Ice-crystallization kinetics is also considered under experimental settings similar to real PEMFC operating conditions where ice invariably forms non-isothermally. Non-isothermal ice-crystallization rates and ice-crystallization temperatures are obtained in water-saturated GDLs as a function of cooling rate. Our previously developed ice-crystallization rate expression is extended to non-isothermal crystallization to predict ice-crystallization kinetics at various cooling rates. For non-isothermal ice formation, we find that cooling rate has a negligible effect on the crystallization rate when crystallization times are much faster than the time to decrease the sample temperature by the subcooling. Therefore, a pseudo-isothermal method is proposed for non-isothermal crystallization kinetics using isothermal crystallization kinetics evaluated at the non-isothermal crystallization temperature.

Catalyst layers also retain a significant amount of product water during cold-start. Accordingly, ice nucleation and growth in PEMFC CLs are investigated using isothermal DSC and compared to isothermal galvanostatic membrane-electrode assembly (MEA) cold-starts. Measured ice-crystallization and ice-nucleation rates follow expected trends from classical nucleation theory. Following our previous approach, a quantitative nonlinear ice-crystallization rate expression is developed from the JMAK framework. To validate ice-crystallization kinetics within PEMFCs, we further measure and predict MEA cell-failure time during isothermal galvanostatic cold-start. Using a simplified PEMFC isothermal cold-start continuum model, MEA cell-failure times predicted using the newly obtained rate expression are compared to that predicted using a traditional thermodynamics-based approach. From this comparison, conditions are identified under which including ice-crystallization kinetics is critical and to elucidate the impact of freezing kinetics on low-temperature PEMFC operation.
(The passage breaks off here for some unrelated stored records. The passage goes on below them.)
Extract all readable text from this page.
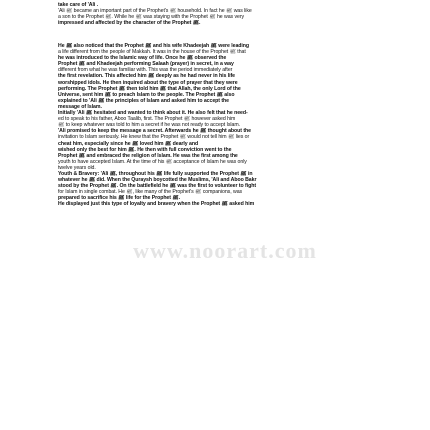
take care of 'Ali .
'Ali ﷺ became an important part of the Prophet's ﷺ household. In fact he ﷺ was like
a son to the Prophet ﷺ. While he ﷺ was staying with the Prophet ﷺ he was very
impressed and affected by the character of the Prophet ﷺ.
He ﷺ also noticed that the Prophet ﷺ and his wife Khadeejah ﷺ were leading
a life different from the people of Makkah. It was in the house of the Prophet ﷺ that
he was introduced to the Islamic way of life. Once he ﷺ observed the
Prophet ﷺ and Khadeejah performing Salaah (prayer) in secret, in a way
different from what he was familiar with. This was the period immediately after
the first revelation. This affected him ﷺ deeply as he had never in his life
worshipped idols. He then inquired about the type of prayer that they were
performing. The Prophet ﷺ then told him ﷺ that Allah, the only Lord of the
Universe, sent him ﷺ to preach Islam to the people. The Prophet ﷺ also
explained to 'Ali ﷺ the principles of Islam and asked him to accept the
message of Islam.
Initially 'Ali ﷺ hesitated and wanted to think about it. He also felt that he need-
ed to speak to his father, Aboo Taalib, first. The Prophet ﷺ however asked him
ﷺ to keep whatever was told to him a secret if he was not ready to accept Islam.
'Ali promised to keep the message a secret. Afterwards he ﷺ thought about the
invitation to Islam seriously. He knew that the Prophet ﷺ would not tell him ﷺ lies or
cheat him, especially since he ﷺ loved him ﷺ dearly and
wished only the best for him ﷺ. He then with full conviction went to the
Prophet ﷺ and embraced the religion of Islam. He was the first among the
youth to have accepted Islam. At the time of his ﷺ acceptance of Islam he was only
twelve years old.
Youth & Bravery: 'Ali ﷺ, throughout his ﷺ life fully supported the Prophet ﷺ in
whatever he ﷺ did. When the Quraysh boycotted the Muslims, 'Ali and Aboo Bakr
stood by the Prophet ﷺ. On the battlefield he ﷺ was the first to volunteer to fight
for Islam in single combat. He ﷺ, like many of the Prophet's ﷺ companions, was
prepared to sacrifice his ﷺ life for the Prophet ﷺ.
He displayed just this type of loyalty and bravery when the Prophet ﷺ asked him
www.noorart.com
During cold-start, the time for recovering cell performance strongly depends on the rate of melting residual ice by reactive heat generation. Non-isothermal ice melting in water-saturated GDLs is investigated using DSC with various heating rates. In all cases, ice-melting times decrease nonlinearly with increasing heating rate, whereas melting temperatures remain near the equilibrium melting temperature of bulk ice, demonstrating that melting is thermodynamic-based with a rate limited by heat transfer. Ice-melting endotherms are predicted from overall DSC energy balances coupled with a moving-boundary Stefan problem, where an ice-melting front within a GDL propagates with volume-averaged properties through an effective medium. Agreement between theory and experiment is excellent. Furthermore, an analytical expression is obtained for ice-melting time. Significantly, the new expression elucidates parameters controlling ice melting and allows for better design of both GDL materials and heating strategies to enhance the success of PEMFC cold-start.